«Ciao Michele, ma cosa stai suonando?»
«Sto facendo degli esercizi sul II-V-I...
sai, studio jazz...»
«Ma come, fai jazz col
flauto ?!?»
Quante volte mi sono sentito dire questa frase! Certo nell'immaginario collettivo è
difficile associare il flauto al jazz, ma è importante sapere che anche questo
strumento ha alle sue spalle una propria cultura jazzistica, probabilmente non
molto nota ai più, e comunque poco
considerata, se non ignorata, dalla maggior parte dei flautisti classici.
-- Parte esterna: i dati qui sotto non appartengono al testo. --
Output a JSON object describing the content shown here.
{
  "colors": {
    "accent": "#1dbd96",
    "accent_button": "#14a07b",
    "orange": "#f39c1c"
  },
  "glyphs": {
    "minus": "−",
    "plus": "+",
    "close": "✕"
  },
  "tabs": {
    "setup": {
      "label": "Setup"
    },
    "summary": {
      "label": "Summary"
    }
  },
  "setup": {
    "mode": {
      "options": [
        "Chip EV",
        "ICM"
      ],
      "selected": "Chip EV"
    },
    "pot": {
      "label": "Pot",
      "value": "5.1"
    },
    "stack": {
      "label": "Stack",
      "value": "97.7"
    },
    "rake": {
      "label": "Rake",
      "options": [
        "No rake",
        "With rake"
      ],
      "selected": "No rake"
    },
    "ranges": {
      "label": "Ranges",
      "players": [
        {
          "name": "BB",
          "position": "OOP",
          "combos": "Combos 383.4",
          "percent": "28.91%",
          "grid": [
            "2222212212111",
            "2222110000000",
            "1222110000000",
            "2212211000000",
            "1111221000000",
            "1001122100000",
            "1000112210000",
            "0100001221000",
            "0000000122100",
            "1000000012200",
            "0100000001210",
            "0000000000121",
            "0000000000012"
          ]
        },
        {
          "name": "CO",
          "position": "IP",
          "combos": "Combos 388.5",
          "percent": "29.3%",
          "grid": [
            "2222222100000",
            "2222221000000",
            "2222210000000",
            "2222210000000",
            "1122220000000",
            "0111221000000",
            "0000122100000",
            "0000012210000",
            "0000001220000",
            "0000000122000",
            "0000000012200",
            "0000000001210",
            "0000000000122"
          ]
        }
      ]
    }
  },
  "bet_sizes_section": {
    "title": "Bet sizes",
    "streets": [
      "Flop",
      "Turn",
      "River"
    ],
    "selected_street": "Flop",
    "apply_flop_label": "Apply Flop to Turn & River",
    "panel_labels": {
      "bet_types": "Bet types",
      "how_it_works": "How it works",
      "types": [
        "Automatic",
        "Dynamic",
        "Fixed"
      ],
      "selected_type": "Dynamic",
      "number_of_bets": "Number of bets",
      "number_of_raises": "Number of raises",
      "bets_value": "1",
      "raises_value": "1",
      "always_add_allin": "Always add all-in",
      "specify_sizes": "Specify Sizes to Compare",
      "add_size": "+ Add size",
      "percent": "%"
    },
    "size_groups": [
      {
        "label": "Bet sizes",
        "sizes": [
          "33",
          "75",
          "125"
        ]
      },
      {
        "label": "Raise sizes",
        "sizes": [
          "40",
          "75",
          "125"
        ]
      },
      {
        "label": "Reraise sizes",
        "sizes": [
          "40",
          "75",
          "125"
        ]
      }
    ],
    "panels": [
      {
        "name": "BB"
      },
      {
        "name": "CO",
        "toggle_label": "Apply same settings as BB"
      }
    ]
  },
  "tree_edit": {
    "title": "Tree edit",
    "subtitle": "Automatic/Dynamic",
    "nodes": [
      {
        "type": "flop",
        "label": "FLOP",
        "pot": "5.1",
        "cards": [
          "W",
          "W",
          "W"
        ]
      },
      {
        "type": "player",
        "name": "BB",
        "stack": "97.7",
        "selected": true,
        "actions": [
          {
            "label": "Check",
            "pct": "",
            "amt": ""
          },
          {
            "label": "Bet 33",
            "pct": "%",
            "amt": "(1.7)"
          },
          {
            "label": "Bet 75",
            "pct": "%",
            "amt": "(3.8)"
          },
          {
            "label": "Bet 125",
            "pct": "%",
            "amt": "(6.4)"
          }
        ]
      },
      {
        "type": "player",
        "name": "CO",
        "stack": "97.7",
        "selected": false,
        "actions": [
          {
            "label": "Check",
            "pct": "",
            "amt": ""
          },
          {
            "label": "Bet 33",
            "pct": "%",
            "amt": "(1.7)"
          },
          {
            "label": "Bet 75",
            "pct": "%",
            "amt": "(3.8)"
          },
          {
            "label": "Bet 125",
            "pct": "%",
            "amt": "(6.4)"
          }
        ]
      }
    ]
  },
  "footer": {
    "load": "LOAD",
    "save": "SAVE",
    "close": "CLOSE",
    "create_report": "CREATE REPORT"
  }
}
E' chiaro che per la sua debole sonorità il flauto non si
adatta facilmente a tutti i contesti, e necessita quasi sempre di una buona
amplificazione e di una adeguata scelta dei brani da eseguire; tuttavia sembra
essere sempre maggiore il numero di flautisti interessati al jazz e all'
improvvisazione, ed è auspicabile che al flautista del terzo millennio venga
richiesto di saper spaziare dai concerti
di Mozart all'improvvisazione su di una bossa nova di Jobim.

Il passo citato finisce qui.